Il principio alla base del ddl è che l’autonomia delle università deve essere coniugata con una forte responsabilità finanziaria, scientifica e didattica. Le università restano autonome ma risponderanno delle loro azioni. Se saranno gestite male riceveranno meno finanziamenti.
Altri punti centrali riguardano la riforma delle modalità di reclutamento del personale e della governance delle università secondo criteri meritocratici e di trasparenza. Ecco le principali novità che gli atenei
dovranno recepire negli statuti entro sei mesi dall’approvazione della legge.
Codice etico e dg.

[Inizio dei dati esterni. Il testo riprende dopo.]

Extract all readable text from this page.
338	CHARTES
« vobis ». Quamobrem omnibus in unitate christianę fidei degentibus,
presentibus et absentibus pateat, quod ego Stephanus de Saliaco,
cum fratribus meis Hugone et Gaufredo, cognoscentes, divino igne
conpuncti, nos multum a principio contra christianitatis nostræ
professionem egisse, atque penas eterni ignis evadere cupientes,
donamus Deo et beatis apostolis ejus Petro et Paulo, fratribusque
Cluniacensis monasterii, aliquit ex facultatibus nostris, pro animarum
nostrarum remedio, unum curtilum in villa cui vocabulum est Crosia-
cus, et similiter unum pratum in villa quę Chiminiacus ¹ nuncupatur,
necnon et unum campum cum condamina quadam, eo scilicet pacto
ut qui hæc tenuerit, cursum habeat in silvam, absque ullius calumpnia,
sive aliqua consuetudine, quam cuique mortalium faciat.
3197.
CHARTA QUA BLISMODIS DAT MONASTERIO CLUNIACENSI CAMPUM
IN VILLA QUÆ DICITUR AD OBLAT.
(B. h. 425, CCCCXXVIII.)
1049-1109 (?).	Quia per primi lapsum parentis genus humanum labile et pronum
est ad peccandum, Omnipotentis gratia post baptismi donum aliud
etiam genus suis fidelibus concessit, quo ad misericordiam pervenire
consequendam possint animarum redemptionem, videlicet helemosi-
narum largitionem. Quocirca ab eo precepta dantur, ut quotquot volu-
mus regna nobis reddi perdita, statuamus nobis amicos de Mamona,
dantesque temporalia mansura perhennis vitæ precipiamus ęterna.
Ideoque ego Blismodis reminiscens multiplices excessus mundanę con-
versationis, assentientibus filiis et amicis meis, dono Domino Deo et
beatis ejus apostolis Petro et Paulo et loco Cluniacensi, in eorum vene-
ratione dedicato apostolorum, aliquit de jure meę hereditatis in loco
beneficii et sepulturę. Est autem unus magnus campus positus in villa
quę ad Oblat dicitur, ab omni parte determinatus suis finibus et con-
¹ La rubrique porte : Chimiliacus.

Il ddl prevede l’adozione di un codice etico per evitare incompatibilità e conflitti di interessi legati a parentele. Alle università che assumeranno o gestiranno le risorse in maniera non trasparente
saranno ridotti i finanziamenti del Ministero. Per i rettori sarà introdotto un limite massimo di 6 anni, inclusi quelli già trascorsi prima della riforma. Un rettore potrà rimanere in carica un solo mandato.
Il Senato avanzerà proposte di carattere scientifico, ma sarà il cda ad avere la responsabilità chiara delle assunzioni e delle spese, anche delle sedi distaccate. Il cda non sarà elettivo ma fortemente responsabilizzato e competente, con il 40% di membri esterni. Il direttore generale avrà compiti di grande responsabilità e dovrà rispondere delle sue scelte, come un vero e proprio manager dell’ateneo.
Bilanci trasparenti. Prevista l’introduzione della contabilità economico-patrimoniale uniforme, secondo criteri nazionali concordati tra ministero dell’Università e Tesoro. Per gli atenei in dissesto finanziario
è previsto il commissariamento.
Le risorse saranno trasferite dal ministero in base alla qualità della ricerca e della didattica. Finisce l’era della distribuzione dei fondi a pioggia. Mentre i docenti avranno l’obbligo di certificare la presenza a lezione. Viene per la prima volta stabilito inoltre un riferimento uniforme per l’impegno dei professori a tempo pieno per il complesso delle attività didattiche, di ricerca e di gestione, fissato in 1.500 ore annue di cui almeno 350 destinate ad attività di docenza e servizio. Gli scatti di stipendio arriveranno solo per i professori migliori. Gli studenti danno i voti. Gli studenti potranno valutare i professori e la valutazione sarà determinante per l’attribuzione dei fondi alle università da parte del ministero.
Ci sarà la possibilità inoltre di unire o federare università vicine, anche in relazione a singoli settori di attività, di norma in ambito regionale, per abbattere costi e aumentare la qualità di didattica e ricerca.
La riforma prevede inoltre una riduzione dei settori scientifico-disciplinari, dagli attuali370alla metà (consistenza minima di 50 ordinari per settore) e una riduzione molto forte delle facoltà che potranno essere al massimo 12 per ateneo per evitare la moltiplicazione di facoltà inutili o non richieste dal mondo del lavoro. Largo ai giovani. Il ddl introduce l’abilitazione nazionale come condizione per l’accesso all’associazione e all’ordinariato. L’abilitazione è attribuita da una commissione nazionale sulla base di specifici parametri di qualità. I posti saranno poi attribuiti a seguito di procedure pubbliche di selezione bandite dalle singole università, cui potranno accedere solo gli abilitati. Le norme sono principalmente destinate a favorire la formazione e l’accesso dei giovani studiosi alla carriera accademica. Tra i punti salienti: revisione e semplificazione della struttura stipendiale del personale accademico per eliminare le penalizzazioni a danno dei docenti più giovani; revisione degli assegni di ricerca per introdurre maggiori tutele, con aumento degli importi; abolizione delle borse post-dottorali, sottopagate e senza diritti; nuova normativa sulla docenza a contratto: riforma del reclutamento.